Le secteur de la santé n’est pas épargné. L’Algérie a importé, en 2005, pour 1,5 milliard de dollars de médicaments alors que l’OMS, a indiqué le président de l’Association algérienne de lutte contre la corruption, a précisé dans son rapport que 350 millions de dollars d’importation de médicaments couvraient largement les besoins de la population algérienne.

Mieux, «l’Algérie est l’un des rares pays à ne pas avoir le droit de regard sur les prix des médicaments à l’importation». Enfin, le conférencier appellera surtout à la protection des «dénonciateurs» ou plutôt des donneurs d’alerte. Ce sera d’ailleurs le cheval de bataille de l’organisation qu’il dirige.

La loi relative à la lutte contre la corruption adoptée en janvier dernier et publiée dans le Journal officiel le 8 mars 2006 en fait à peine allusion. En fait, elle ne consacre que l’intitulé, mais en aucun cas elle ne dispose de mécanismes visant à les préserver des menaces. Elle prévoit plutôt des peines de prison pour les auteurs de menaces ou de vengeance. En plus clair, n’importe quel dénonciateur ou donneur d’alerte peut être «liquidé» physiquement parce qu’il a eu le courage de mettre à nu une affaire de corruption sans que des dispositions soit prises pour le mettre à l’abri.

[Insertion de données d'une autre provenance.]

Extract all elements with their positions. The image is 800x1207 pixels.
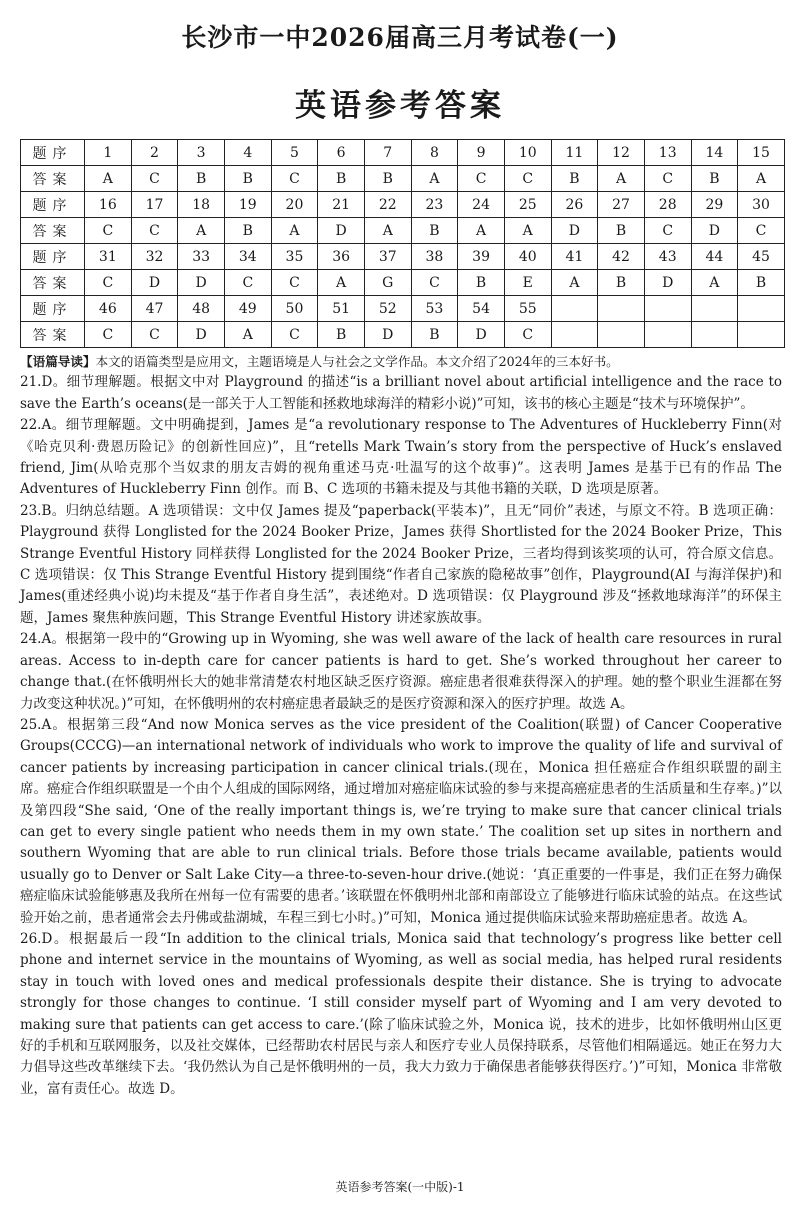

L’article 45 de la loi précitée est édifiant : «Est punie d’un emprisonnement de 6 mois à cinq ans et d’une amende de 50 000 à 500 000 DA toute personne qui recourt à la vengeance, l’intimidation ou la menace, sous quelque forme que ce soit et de quelque manière que ce soit, contre la personne, des témoins, experts, dénonciateurs ou victimes ou leurs parents ou autres personnes qui leur sont proches.» Rappelons que dans le rapport de Transparency, c’est la Finlande qui occupe la 1ère position.

Par Faouzia Ababsa - La Tribune, le 8 novembre 2006.